Parents more frightened of GTA than porn

But violent ones are better than sexy ones.

Parents are more worried about exposing their children to videogames than to alcohol, violence and pornography.

That's according to recent polls on What They Play - "the parents' guide to videogames", which canvassed 3000 people on what they found most offensive.

"These poll results demonstrate that parents are as apprehensive about their children's media diets as they are about traditional social issues such as alcohol, drugs, violence and sex," said John Davison, leader of What They Play.

Two polls conducted by the site found that violent content was more tolerable than sexual content within games. Bizarrely, the 3000 participants also felt children watching pornography or drinking beer was better than playing certain videogames.

The results of the initial online poll showed that 37 per cent of the participants were most offended by a man and woman having sex, 27 per cent by two men kissing, 25 per cent by a graphically severed head and 9 per cent by multiple use of the F-word, F-word.

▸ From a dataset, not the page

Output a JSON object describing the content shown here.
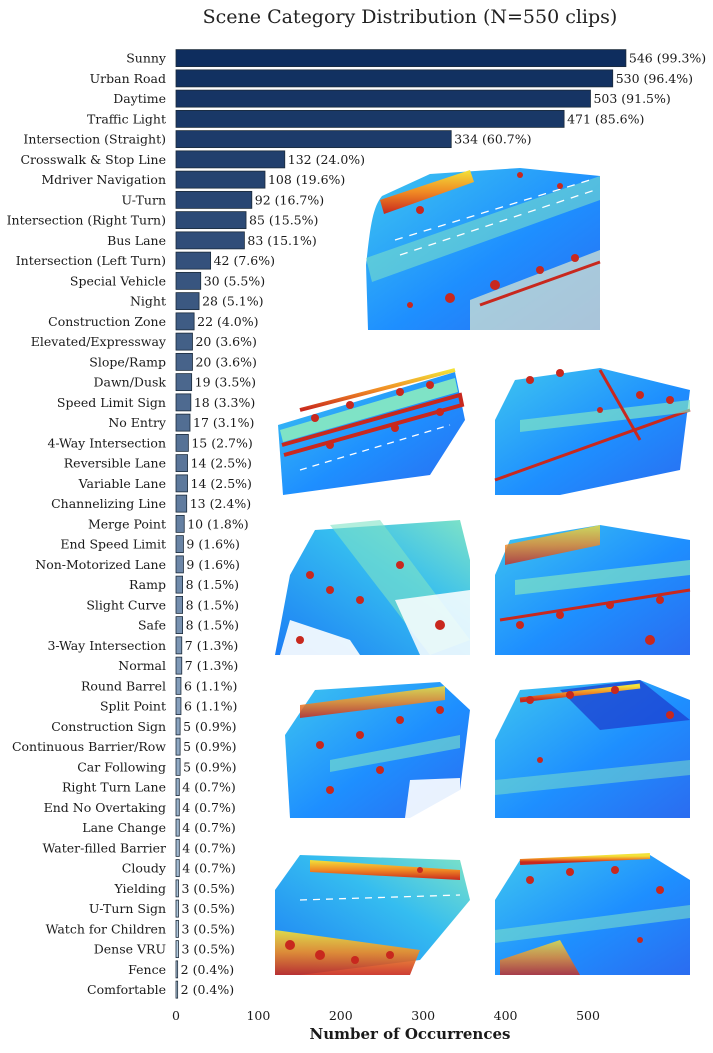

The second poll, which asked what parents were most worried about their 17-year-olds doing at sleepovers, revealed that 49 per cent were most apprehensive about marijuana being smoked, 19 per cent of Grand Theft Auto being whipped out, 16 per cent of pornography being watched, and 14 per cent of beer being consumed.

"Although these findings seem surprising at first, they hint at fears parents have about videogames," said Cheryl K Olson, co-author of Grand Theft Childhood. "To some parents, videogames are full of unknowable dangers.

"While researching for Grand Theft Childhood, parents we spoke with in focus groups often bemoaned the fact that they didn't know how to use game controls - and felt unequipped to supervise or limit video gameplay. Of course, parents don't want their children drinking alcohol, but that's a more familiar risk."

Dr Tanya Byron was commissioned by the Prime Minister to look into the effects of violence in videogames on children. One of her largest areas of concern was parental knowledge of the medium, which she asked the games industry and retailers to address.